7
votes

On https://keras.io/layers/recurrent/ I see that LSTM layers have a kernel and a recurrent_kernel. What is their meaning? In my understanding, we need weights for the 4 gates of an LSTM cell. However, in keras implementation, kernel has a shape of (input_dim, 4*units) and recurrent_kernel has a shape of (units, 4*units). So, are both of them somehow implementing the gates?

1

1 Answers

14
votes

Correct me if I'm wrong, but if you take a look at the LSTM equations:

enter image description here

You have 4 W matrices that transform the input and 4 U matrices that transform the hidden state.

Keras saves these sets of 4 matrices into the kernel and recurrent_kernel weight arrays. From the code that uses them:

self.kernel_i = self.kernel[:, :self.units]
self.kernel_f = self.kernel[:, self.units: self.units * 2]
self.kernel_c = self.kernel[:, self.units * 2: self.units * 3]
self.kernel_o = self.kernel[:, self.units * 3:]
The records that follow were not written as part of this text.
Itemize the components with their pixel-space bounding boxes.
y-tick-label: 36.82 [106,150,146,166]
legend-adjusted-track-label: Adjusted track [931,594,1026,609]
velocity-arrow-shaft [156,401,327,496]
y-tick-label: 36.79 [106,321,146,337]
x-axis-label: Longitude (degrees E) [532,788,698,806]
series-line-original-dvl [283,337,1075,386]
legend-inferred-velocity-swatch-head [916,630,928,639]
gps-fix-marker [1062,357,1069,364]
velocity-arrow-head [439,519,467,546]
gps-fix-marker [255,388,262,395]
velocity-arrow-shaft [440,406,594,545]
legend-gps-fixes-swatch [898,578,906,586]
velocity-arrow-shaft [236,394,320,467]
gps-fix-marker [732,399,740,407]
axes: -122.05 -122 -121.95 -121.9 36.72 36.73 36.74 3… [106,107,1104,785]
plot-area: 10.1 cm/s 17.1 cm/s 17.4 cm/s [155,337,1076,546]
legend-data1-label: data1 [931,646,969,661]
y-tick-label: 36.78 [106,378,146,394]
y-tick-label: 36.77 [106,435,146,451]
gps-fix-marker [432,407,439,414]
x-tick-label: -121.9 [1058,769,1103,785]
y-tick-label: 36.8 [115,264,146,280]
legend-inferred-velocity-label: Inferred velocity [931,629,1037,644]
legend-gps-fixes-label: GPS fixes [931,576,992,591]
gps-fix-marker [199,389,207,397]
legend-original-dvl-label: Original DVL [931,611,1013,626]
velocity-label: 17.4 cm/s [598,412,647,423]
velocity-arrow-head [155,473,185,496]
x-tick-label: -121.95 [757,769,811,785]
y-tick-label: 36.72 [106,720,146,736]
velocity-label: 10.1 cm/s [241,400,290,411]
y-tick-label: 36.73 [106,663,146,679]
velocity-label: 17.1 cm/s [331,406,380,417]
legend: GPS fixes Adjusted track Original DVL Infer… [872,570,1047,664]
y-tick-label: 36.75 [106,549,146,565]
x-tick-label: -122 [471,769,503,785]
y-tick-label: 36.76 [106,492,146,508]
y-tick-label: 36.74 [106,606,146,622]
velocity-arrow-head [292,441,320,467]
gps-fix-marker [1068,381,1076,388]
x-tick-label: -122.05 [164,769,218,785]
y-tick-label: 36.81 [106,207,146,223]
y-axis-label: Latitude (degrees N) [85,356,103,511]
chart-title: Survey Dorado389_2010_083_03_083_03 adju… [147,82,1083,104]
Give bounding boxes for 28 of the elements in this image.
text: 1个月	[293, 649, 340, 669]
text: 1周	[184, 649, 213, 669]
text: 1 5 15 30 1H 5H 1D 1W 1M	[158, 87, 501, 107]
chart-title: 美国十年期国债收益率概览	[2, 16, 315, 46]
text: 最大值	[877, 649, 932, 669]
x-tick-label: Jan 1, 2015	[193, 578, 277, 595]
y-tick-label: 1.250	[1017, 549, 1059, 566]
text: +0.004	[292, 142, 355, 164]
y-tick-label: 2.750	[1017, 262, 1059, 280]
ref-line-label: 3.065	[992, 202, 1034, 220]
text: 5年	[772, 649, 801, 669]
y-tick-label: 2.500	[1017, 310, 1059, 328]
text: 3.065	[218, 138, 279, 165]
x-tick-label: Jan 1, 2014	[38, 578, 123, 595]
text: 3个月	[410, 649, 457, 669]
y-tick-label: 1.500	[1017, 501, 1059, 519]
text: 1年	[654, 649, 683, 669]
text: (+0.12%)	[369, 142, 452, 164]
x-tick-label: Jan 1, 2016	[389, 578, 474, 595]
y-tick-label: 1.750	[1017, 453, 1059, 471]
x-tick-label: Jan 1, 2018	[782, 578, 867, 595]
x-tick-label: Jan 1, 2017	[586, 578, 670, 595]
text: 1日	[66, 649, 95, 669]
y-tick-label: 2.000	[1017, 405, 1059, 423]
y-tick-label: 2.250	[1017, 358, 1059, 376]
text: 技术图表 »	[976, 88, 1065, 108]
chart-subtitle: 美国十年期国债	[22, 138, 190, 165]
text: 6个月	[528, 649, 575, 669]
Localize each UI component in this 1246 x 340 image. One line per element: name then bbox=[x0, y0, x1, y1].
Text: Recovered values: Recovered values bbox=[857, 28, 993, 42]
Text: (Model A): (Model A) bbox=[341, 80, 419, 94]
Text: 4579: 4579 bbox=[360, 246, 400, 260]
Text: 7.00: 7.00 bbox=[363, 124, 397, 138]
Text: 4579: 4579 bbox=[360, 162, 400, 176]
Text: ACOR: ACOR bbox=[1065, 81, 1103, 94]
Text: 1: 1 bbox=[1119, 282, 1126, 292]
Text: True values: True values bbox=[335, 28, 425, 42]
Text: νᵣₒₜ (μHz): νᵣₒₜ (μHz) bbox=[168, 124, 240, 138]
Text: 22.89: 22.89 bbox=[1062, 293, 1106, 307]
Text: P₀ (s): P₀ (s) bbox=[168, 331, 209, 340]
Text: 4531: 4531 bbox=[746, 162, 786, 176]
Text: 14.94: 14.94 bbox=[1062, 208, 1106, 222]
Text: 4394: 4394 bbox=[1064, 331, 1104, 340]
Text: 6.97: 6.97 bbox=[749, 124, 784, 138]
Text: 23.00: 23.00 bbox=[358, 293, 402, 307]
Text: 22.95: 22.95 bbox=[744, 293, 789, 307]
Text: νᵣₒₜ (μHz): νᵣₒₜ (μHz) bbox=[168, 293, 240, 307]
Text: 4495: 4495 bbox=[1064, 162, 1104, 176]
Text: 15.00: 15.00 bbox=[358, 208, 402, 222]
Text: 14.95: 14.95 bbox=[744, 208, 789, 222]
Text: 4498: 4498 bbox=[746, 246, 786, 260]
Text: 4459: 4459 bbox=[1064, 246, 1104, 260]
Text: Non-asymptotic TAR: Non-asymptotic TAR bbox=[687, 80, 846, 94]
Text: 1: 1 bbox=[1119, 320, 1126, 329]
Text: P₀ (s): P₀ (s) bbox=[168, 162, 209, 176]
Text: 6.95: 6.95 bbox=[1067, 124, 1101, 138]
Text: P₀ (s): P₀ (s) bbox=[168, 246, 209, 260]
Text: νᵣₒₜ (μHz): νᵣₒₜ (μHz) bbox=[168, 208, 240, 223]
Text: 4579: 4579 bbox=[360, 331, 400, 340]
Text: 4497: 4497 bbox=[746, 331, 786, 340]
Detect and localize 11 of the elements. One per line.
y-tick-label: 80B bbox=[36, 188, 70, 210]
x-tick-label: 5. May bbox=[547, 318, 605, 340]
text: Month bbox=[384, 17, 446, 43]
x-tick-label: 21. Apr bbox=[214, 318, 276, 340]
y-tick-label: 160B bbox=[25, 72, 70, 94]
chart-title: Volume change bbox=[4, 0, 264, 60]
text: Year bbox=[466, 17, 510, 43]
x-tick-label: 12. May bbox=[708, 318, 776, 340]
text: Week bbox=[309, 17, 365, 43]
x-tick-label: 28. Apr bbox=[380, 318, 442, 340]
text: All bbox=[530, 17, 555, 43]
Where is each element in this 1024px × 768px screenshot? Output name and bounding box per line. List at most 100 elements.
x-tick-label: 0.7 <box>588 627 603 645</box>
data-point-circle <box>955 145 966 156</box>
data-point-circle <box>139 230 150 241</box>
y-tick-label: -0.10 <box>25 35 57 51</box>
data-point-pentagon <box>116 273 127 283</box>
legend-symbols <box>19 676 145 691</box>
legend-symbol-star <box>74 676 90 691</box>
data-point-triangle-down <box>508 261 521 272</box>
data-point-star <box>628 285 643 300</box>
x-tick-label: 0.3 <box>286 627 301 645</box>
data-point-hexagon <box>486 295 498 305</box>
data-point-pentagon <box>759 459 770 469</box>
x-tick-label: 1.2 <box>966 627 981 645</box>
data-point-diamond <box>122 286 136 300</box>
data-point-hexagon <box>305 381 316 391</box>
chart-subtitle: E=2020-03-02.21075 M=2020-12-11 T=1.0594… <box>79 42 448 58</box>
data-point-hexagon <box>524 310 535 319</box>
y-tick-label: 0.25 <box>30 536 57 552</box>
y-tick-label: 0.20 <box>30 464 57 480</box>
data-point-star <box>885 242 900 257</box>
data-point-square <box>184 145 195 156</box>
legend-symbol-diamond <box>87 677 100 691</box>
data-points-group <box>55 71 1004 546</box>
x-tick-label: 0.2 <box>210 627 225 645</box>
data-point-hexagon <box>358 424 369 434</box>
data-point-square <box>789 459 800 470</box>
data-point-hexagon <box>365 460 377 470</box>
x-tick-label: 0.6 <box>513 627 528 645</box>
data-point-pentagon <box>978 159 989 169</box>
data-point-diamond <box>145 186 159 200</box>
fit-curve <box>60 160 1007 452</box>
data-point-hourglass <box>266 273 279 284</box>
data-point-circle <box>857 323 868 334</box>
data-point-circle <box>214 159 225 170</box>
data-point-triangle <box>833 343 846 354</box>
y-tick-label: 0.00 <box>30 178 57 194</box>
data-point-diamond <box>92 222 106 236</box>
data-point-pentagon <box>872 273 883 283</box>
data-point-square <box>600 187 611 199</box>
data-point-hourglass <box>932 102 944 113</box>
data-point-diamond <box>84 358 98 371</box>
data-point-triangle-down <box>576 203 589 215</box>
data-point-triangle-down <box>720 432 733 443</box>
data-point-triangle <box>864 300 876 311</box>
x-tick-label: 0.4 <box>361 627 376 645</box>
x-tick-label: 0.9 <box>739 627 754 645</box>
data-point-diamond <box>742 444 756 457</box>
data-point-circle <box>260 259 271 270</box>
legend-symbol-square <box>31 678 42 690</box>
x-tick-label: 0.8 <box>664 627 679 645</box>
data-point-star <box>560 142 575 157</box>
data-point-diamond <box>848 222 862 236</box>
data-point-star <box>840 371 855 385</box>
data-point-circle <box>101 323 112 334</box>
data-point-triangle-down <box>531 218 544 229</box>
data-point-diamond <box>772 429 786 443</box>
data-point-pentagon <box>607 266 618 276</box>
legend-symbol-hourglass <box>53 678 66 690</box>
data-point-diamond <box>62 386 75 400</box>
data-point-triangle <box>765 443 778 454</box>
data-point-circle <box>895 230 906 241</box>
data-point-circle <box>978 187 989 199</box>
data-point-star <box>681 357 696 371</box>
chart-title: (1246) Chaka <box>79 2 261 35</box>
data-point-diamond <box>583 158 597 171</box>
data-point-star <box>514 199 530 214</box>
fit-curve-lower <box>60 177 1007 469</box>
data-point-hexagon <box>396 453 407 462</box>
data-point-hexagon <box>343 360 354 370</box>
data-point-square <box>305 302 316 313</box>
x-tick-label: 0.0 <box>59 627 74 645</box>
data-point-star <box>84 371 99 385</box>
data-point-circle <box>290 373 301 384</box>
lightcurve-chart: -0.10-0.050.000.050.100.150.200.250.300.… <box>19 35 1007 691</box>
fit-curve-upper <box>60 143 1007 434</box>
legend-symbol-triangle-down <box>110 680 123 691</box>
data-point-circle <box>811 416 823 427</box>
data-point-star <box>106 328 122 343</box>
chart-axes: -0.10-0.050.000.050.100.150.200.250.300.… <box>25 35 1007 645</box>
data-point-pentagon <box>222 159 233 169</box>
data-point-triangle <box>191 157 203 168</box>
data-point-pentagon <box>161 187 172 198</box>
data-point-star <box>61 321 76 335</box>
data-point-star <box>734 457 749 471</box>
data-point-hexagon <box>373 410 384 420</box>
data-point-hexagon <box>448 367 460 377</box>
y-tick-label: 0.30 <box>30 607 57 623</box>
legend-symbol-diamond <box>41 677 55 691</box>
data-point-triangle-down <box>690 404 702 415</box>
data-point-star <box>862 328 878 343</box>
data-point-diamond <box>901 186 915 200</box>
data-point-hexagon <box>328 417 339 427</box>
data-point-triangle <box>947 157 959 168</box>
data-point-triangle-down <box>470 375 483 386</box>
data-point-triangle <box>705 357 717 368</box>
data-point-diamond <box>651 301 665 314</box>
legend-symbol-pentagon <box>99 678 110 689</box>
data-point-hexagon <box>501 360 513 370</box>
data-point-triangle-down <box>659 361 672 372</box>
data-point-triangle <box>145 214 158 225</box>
self.recurrent_kernel_i = self.recurrent_kernel[:, :self.units]
self.recurrent_kernel_f = self.recurrent_kernel[:, self.units: self.units * 2]
self.recurrent_kernel_c = self.recurrent_kernel[:, self.units * 2: self.units * 3]
self.recurrent_kernel_o = self.recurrent_kernel[:, self.units * 3:]

Apparently the 4 matrices are stored inside the weight arrays concatenated along the second dimension, which explains the weight array shapes.